Johannes Dantiscus' personal seal, a depiction located at Stanford University Libraries, identifies him as Ioannes De Curiis [= von Höfen], Pruss. Varmien [= of Warmia Prussia] with St. Katharinen, St. Jakob and St. Petri crests.

His family's name was von Höfen[1], while Flachsbinder is an occupational name derived from his grandfather's ropemaking trade (literally flax binder). Johannes took on the nickname Dantiscus in order to show that he was a burgher of Gdańsk/Danzig (Latin: Dantiscum) where his father was a brewer and merchant.

He finished his elementary studies at a parish school in Grudziądz (Graudenz), and studied first in Greifswald, then in Kraków where he was awarded a bachelor’s degree.

During his studies, the teenage Dantiscus became associated with the royal court of king John I Albert of Poland, and took part in military expeditions against the Turks and the Moldavians. For over 30 years he was a royal diplomat and the royal secretary.

Dantiscus, at King Sigismund I's side, took part in the Holy Roman Empire's convention of Vienna in 1515. In Vienna he was knighted by the emperor for his services and was made a nobleman.

Johannes became a church canon, then Bishop of Chełmno and later of Bishop of Warmia. He also wrote many poems, mainly in Latin, for which he is regarded as one of the most outstanding poets. Among his many works is his autobiography Vita Joannis de Curiis Dantisci ("The Life of Johannes of the Danzig Church").

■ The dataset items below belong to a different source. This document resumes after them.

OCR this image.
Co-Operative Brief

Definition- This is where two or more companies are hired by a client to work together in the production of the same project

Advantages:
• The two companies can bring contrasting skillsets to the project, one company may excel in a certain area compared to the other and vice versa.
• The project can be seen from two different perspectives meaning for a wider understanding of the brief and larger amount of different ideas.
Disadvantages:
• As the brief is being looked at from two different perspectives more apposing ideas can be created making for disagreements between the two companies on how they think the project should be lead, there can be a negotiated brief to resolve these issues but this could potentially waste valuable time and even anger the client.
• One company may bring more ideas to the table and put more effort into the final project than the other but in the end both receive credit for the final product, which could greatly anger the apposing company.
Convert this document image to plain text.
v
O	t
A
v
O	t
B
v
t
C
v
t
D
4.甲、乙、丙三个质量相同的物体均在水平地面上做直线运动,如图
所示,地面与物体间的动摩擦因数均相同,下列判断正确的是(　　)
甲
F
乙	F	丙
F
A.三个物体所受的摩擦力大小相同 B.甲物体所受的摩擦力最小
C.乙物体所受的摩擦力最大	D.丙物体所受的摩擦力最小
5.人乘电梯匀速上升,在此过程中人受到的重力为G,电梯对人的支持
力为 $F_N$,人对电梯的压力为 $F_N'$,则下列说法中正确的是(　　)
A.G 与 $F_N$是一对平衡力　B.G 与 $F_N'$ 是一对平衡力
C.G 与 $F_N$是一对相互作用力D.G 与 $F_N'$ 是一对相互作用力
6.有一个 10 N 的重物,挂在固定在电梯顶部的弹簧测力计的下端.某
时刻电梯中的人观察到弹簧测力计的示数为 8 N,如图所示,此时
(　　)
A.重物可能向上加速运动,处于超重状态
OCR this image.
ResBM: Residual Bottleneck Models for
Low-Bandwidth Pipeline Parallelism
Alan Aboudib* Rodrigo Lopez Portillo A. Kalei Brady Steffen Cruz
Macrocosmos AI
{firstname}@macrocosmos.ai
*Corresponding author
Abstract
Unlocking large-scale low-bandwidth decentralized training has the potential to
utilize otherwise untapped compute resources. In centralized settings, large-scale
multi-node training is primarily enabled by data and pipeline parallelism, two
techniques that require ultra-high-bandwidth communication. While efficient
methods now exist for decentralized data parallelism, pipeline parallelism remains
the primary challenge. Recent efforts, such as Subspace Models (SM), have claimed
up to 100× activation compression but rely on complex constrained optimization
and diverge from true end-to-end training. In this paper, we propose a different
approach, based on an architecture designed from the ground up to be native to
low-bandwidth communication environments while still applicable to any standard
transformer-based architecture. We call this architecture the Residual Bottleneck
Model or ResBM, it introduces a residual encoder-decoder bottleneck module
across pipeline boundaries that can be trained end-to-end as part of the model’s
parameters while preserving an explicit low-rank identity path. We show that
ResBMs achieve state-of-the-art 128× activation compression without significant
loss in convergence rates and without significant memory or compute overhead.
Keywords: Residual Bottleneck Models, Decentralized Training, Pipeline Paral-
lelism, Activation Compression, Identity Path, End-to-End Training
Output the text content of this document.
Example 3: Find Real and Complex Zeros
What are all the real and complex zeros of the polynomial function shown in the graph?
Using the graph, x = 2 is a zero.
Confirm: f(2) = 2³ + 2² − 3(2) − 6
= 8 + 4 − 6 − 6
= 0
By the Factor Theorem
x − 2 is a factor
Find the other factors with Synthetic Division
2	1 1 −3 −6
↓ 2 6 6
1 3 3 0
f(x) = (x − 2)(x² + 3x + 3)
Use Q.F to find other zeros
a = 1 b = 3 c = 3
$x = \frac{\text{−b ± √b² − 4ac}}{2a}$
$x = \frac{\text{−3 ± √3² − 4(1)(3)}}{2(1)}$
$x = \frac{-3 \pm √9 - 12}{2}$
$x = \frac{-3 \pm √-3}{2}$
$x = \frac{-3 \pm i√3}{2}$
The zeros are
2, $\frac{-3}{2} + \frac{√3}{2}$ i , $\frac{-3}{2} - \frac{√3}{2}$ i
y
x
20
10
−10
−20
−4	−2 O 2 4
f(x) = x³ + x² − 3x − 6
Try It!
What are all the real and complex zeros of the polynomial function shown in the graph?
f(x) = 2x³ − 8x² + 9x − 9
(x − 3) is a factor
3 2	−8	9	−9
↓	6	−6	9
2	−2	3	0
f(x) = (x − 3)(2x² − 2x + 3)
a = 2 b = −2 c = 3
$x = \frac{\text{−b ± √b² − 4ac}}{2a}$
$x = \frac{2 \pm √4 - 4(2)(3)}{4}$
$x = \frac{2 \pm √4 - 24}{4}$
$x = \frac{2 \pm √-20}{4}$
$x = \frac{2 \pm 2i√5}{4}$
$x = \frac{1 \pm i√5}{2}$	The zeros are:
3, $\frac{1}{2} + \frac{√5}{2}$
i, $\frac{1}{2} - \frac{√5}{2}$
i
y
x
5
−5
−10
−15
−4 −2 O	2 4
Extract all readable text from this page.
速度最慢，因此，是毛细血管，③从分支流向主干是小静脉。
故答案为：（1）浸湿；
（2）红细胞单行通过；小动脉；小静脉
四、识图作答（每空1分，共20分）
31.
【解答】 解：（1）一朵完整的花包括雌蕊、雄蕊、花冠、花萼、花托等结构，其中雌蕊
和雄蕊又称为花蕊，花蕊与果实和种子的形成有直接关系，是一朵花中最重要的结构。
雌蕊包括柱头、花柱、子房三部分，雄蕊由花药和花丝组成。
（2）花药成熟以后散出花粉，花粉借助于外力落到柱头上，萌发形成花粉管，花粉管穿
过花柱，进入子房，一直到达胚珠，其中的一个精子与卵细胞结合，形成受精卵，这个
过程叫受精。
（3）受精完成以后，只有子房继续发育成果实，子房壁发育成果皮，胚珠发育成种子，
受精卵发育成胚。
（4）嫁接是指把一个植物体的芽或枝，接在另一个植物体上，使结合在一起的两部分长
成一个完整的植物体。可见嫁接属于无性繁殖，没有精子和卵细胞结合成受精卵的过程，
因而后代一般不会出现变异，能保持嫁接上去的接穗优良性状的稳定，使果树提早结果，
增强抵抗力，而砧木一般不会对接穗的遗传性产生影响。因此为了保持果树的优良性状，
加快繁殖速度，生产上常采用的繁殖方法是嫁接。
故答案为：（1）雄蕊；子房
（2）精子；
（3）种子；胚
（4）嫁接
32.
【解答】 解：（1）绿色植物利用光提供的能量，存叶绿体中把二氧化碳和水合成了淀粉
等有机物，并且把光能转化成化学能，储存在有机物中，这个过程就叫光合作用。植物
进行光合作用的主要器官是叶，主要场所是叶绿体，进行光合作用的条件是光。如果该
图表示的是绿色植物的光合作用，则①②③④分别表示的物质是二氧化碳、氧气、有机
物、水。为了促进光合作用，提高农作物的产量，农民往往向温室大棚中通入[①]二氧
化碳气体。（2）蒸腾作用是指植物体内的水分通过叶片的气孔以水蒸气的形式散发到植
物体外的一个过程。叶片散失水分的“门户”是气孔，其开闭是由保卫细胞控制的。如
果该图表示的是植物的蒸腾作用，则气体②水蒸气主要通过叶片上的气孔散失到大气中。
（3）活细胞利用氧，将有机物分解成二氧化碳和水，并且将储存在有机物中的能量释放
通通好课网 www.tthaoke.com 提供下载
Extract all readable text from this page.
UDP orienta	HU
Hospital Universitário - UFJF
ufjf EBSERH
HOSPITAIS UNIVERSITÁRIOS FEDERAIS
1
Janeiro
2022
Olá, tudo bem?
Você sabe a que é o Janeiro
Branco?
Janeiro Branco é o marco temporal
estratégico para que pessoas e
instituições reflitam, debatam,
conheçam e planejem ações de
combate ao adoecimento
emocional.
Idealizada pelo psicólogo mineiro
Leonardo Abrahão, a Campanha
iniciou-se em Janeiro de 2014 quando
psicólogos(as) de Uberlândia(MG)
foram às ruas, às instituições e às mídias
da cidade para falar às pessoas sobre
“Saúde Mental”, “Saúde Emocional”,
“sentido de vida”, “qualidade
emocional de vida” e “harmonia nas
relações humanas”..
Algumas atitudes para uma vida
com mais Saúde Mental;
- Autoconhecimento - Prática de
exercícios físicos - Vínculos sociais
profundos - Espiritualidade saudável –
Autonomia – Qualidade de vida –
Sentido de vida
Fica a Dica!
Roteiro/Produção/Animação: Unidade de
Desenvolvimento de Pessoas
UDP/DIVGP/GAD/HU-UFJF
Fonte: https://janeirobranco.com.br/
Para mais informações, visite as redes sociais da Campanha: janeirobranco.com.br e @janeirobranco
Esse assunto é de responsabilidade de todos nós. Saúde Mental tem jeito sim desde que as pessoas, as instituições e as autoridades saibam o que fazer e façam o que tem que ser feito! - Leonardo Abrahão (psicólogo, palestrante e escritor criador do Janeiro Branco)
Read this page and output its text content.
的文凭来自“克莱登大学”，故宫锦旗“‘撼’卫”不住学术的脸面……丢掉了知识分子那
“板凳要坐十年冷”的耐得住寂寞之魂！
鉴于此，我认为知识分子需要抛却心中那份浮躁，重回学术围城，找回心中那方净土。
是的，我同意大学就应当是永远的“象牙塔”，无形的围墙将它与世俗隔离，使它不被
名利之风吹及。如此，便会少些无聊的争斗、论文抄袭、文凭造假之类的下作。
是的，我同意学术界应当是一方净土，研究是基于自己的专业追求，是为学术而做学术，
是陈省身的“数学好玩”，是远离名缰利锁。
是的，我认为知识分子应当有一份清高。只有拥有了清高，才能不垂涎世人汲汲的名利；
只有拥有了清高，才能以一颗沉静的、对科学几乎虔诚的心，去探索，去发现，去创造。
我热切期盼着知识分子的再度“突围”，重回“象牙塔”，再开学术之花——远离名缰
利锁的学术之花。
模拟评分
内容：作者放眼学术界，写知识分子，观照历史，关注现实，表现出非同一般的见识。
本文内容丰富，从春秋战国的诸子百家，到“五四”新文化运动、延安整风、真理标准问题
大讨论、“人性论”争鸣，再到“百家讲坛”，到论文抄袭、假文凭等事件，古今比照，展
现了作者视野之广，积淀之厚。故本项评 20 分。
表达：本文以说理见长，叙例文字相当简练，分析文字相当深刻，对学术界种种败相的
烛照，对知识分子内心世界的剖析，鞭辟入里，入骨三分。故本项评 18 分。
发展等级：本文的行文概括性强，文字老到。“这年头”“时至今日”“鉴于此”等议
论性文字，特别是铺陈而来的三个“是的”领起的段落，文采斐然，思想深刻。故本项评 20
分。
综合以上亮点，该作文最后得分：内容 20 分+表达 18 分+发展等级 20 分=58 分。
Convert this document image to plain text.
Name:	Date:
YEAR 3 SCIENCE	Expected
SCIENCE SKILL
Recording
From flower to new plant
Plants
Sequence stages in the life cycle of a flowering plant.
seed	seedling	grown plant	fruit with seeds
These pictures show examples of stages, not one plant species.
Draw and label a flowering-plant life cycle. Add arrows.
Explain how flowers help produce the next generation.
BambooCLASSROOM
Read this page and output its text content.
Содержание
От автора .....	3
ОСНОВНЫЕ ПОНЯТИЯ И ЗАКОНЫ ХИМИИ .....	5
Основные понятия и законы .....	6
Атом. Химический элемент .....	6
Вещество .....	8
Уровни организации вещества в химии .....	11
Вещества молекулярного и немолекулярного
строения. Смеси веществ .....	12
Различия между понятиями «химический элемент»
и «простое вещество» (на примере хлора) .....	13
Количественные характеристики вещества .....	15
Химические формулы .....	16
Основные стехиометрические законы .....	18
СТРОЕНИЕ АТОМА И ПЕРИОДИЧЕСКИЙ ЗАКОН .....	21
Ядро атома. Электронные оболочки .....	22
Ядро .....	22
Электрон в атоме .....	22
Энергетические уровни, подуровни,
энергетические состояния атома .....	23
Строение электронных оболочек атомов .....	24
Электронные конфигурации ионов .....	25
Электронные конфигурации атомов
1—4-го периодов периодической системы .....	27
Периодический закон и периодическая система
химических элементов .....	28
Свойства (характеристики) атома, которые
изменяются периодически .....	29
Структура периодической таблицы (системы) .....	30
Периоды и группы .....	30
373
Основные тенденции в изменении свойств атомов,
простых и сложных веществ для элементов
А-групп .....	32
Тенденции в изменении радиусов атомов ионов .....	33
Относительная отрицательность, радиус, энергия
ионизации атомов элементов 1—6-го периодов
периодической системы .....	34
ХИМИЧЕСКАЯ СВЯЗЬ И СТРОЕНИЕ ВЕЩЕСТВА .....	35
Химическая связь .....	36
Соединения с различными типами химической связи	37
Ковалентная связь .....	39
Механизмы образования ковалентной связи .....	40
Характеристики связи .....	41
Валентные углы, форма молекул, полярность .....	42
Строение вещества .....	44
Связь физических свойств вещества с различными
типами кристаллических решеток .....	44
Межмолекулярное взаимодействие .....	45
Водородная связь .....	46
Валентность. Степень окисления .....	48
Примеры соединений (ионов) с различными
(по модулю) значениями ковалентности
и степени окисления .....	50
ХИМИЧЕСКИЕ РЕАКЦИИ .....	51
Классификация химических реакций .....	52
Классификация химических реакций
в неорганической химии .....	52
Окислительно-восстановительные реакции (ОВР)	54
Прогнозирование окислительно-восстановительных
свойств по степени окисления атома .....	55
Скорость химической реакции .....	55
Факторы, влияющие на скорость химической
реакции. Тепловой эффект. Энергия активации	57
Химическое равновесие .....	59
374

In addition, he maintained an active correspondence with prominent persons and institutions throughout Europe as well as with relatives, also named Flachsbinder or Höfen. Thousands of his letters dating from 1500-1548 are still in existence [2]. Dantiscus wrote mainly in Latin and German, and sporadically received letters in Polish, or in other languages.